U.S. Sanctions Russian Firms for Energy Grid CyberattackBy
Five firms, three individuals allegedly helped Russian agency
Attacks also hit other key infrastructure including aviation
The U.S. imposed new sanctions Monday on Russian firms and individuals for helping the country’s state security service conduct cyberattacks targeting the American energy grid and other key infrastructure.
Russian hackers conducted a broad assault on the U.S. electric grid, air transportation facilities and other infrastructure since at least March 2016, the Homeland Security Department and FBI warned in March. The attacks are still ongoing, according to a person familiar with the matter.
At least a dozen U.S. power plants -- including one nuclear facility -- have been breached as part of the coordinated attacks, Bloomberg reported last year.
The Treasury Department designated five entities and three individuals for technological support and other help to Russia’s Federal Security Service.

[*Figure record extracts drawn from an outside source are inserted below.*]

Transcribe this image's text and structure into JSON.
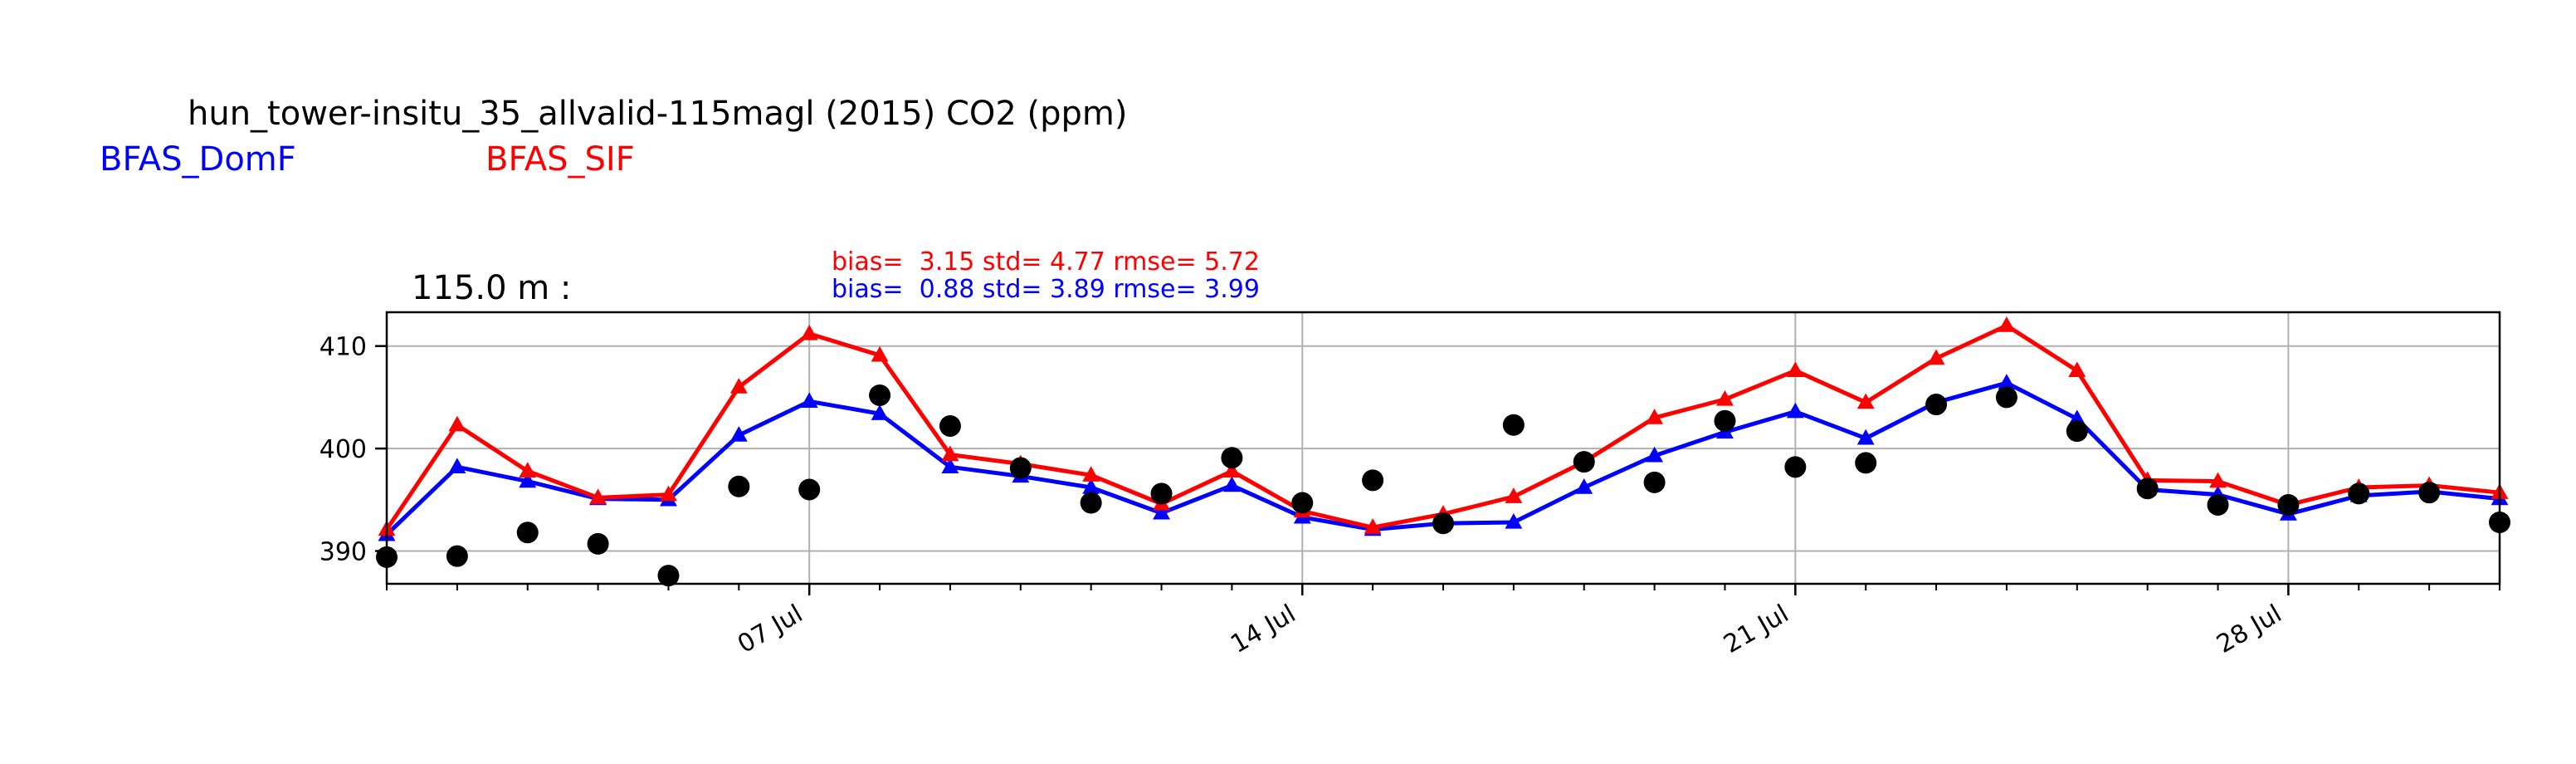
{
  "colors": {
    "obs": "#000000",
    "domf": "#0000ff",
    "sif": "#ff0000",
    "grid": "#b0b0b0",
    "axis": "#000000"
  },
  "header": {
    "title": "hun_tower-insitu_35_allvalid-115magl (2015) CO2 (ppm)",
    "legend_domf": "BFAS_DomF",
    "legend_sif": "BFAS_SIF"
  },
  "panel": {
    "height_label": "115.0 m :",
    "stats_sif": "bias=  3.15 std= 4.77 rmse= 5.72",
    "stats_domf": "bias=  0.88 std= 3.89 rmse= 3.99"
  },
  "chart_data": {
    "type": "line",
    "title": "hun_tower-insitu_35_allvalid-115magl (2015) CO2 (ppm)",
    "xlabel": "",
    "ylabel": "",
    "x_unit": "date (2015)",
    "x": [
      "2015-07-01",
      "2015-07-02",
      "2015-07-03",
      "2015-07-04",
      "2015-07-05",
      "2015-07-06",
      "2015-07-07",
      "2015-07-08",
      "2015-07-09",
      "2015-07-10",
      "2015-07-11",
      "2015-07-12",
      "2015-07-13",
      "2015-07-14",
      "2015-07-15",
      "2015-07-16",
      "2015-07-17",
      "2015-07-18",
      "2015-07-19",
      "2015-07-20",
      "2015-07-21",
      "2015-07-22",
      "2015-07-23",
      "2015-07-24",
      "2015-07-25",
      "2015-07-26",
      "2015-07-27",
      "2015-07-28",
      "2015-07-29",
      "2015-07-30",
      "2015-07-31"
    ],
    "xlim": [
      "2015-07-01",
      "2015-07-31"
    ],
    "ylim": [
      386.8,
      413.3
    ],
    "y_ticks": [
      390,
      400,
      410
    ],
    "x_ticks": [
      {
        "date": "2015-07-07",
        "label": "07 Jul"
      },
      {
        "date": "2015-07-14",
        "label": "14 Jul"
      },
      {
        "date": "2015-07-21",
        "label": "21 Jul"
      },
      {
        "date": "2015-07-28",
        "label": "28 Jul"
      }
    ],
    "grid": true,
    "series": [
      {
        "name": "BFAS_DomF",
        "color": "#0000ff",
        "marker": "triangle",
        "values": [
          391.6,
          398.2,
          396.8,
          395.1,
          395.0,
          401.3,
          404.6,
          403.4,
          398.2,
          397.3,
          396.2,
          393.7,
          396.4,
          393.3,
          392.1,
          392.7,
          392.8,
          396.2,
          399.3,
          401.6,
          403.6,
          401.0,
          404.5,
          406.4,
          402.9,
          396.0,
          395.5,
          393.6,
          395.4,
          395.8,
          395.1
        ]
      },
      {
        "name": "BFAS_SIF",
        "color": "#ff0000",
        "marker": "triangle",
        "values": [
          392.1,
          402.3,
          397.8,
          395.2,
          395.5,
          406.0,
          411.2,
          409.1,
          399.4,
          398.5,
          397.4,
          394.6,
          397.8,
          393.9,
          392.3,
          393.6,
          395.3,
          398.7,
          403.0,
          404.8,
          407.6,
          404.5,
          408.8,
          412.0,
          407.6,
          396.9,
          396.8,
          394.5,
          396.2,
          396.4,
          395.7
        ]
      },
      {
        "name": "",
        "color": "#000000",
        "marker": "circle",
        "values": [
          389.4,
          389.5,
          391.8,
          390.7,
          387.6,
          396.3,
          396.0,
          405.2,
          402.2,
          398.1,
          394.7,
          395.6,
          399.1,
          394.7,
          396.9,
          392.7,
          402.3,
          398.7,
          396.7,
          402.7,
          398.2,
          398.6,
          404.3,
          405.0,
          401.7,
          396.1,
          394.5,
          394.5,
          395.6,
          395.7,
          392.8
        ]
      }
    ]
  }
}
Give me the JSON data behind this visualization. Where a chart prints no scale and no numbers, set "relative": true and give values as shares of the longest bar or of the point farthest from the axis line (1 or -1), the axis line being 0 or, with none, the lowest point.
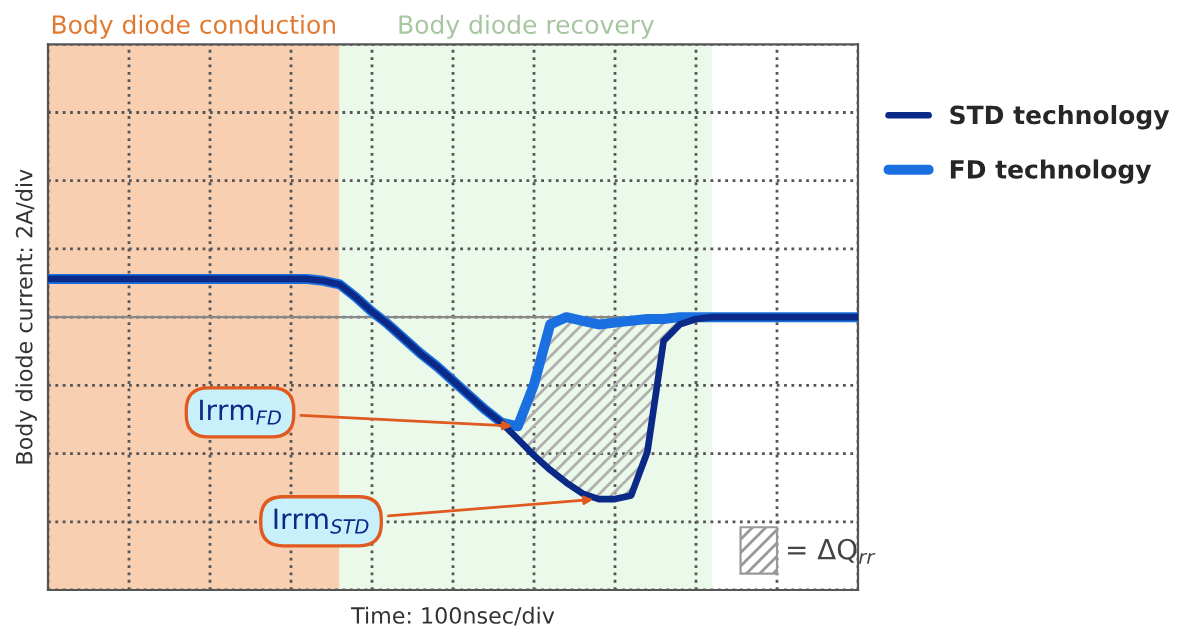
{
  "chart_data": {
    "type": "line",
    "relative": true,
    "xlabel": "Time: 100nsec/div",
    "ylabel": "Body diode current: 2A/div",
    "categories": [
      null,
      null,
      null,
      null,
      null,
      null,
      null,
      null,
      null,
      null,
      null,
      null,
      null,
      null,
      null,
      null,
      null,
      null,
      null,
      null,
      null,
      null,
      null,
      null,
      null,
      null,
      null,
      null,
      null,
      null,
      null,
      null,
      null,
      null,
      null,
      null,
      null,
      null,
      null,
      null,
      null,
      null,
      null,
      null,
      null,
      null,
      null,
      null,
      null,
      null,
      null
    ],
    "series": [
      {
        "name": "STD technology",
        "color": "#0b2a88",
        "values": [
          0.21,
          0.21,
          0.21,
          0.21,
          0.21,
          0.21,
          0.21,
          0.21,
          0.21,
          0.21,
          0.21,
          0.21,
          0.21,
          0.21,
          0.21,
          0.21,
          0.21,
          0.2,
          0.18,
          0.11,
          0.03,
          -0.04,
          -0.12,
          -0.2,
          -0.27,
          -0.35,
          -0.43,
          -0.51,
          -0.58,
          -0.67,
          -0.76,
          -0.84,
          -0.91,
          -0.97,
          -1,
          -1,
          -0.98,
          -0.74,
          -0.13,
          -0.04,
          -0.01,
          0,
          0,
          0,
          0,
          0,
          0,
          0,
          0,
          0,
          0
        ]
      },
      {
        "name": "FD technology",
        "color": "#1a70e0",
        "values": [
          0.21,
          0.21,
          0.21,
          0.21,
          0.21,
          0.21,
          0.21,
          0.21,
          0.21,
          0.21,
          0.21,
          0.21,
          0.21,
          0.21,
          0.21,
          0.21,
          0.21,
          0.2,
          0.18,
          0.11,
          0.03,
          -0.04,
          -0.12,
          -0.2,
          -0.27,
          -0.35,
          -0.43,
          -0.51,
          -0.58,
          -0.6,
          -0.37,
          -0.04,
          0,
          -0.02,
          -0.04,
          -0.03,
          -0.02,
          -0.01,
          -0.01,
          0,
          0,
          0,
          0,
          0,
          0,
          0,
          0,
          0,
          0,
          0,
          0
        ]
      }
    ],
    "tick_labels": false,
    "grid": true,
    "legend": "top right",
    "line_style": "solid",
    "marker": "none",
    "annotations": [
      "Body diode conduction",
      "Body diode recovery",
      "Irrm$_{STD}$",
      "Irrm$_{FD}$",
      "= ΔQ$_{rr}$"
    ]
  }
}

“The entities designated today have directly contributed to improving Russia’s cyber and underwater capabilities through their work with the FSB and therefore jeopardize the safety and security of the United States and our allies,” Treasury Secretary Steven Mnuchin said in a statement released Monday.
The designations include Digital Security, and two firms that it owns or controls. None of the individuals sanctions were publicly identified by the U.S. as Russian oligarchs close to President Vladimir Putin.
Cyberattacks on the U.S.’s critical manufacturing sectors and commercial facilities have been happening “hundreds of thousands of times a day,” Energy Secretary Rick Perry said in March. A joint analysis by the FBI and the Department of Homeland Security described the hackers as extremely sophisticated, in some cases first breaching suppliers and third-party vendors before hopping from those networks to their ultimate target. The government’s report didn’t say how successful the attacks were.
The targets include the U.S. electric grid, water processing plants, air transportation facilities and other targets in rolling attacks on some of the country’s most sensitive infrastructure.
Treasury “is committed to aggressively targeting any entity or individual working at the direction of the FSB whose work threatens the United States,” Mnuchin said. The U.S. used new legislative authority to impose the sanctions to “counter the constantly evolving threats emanating from Russia.”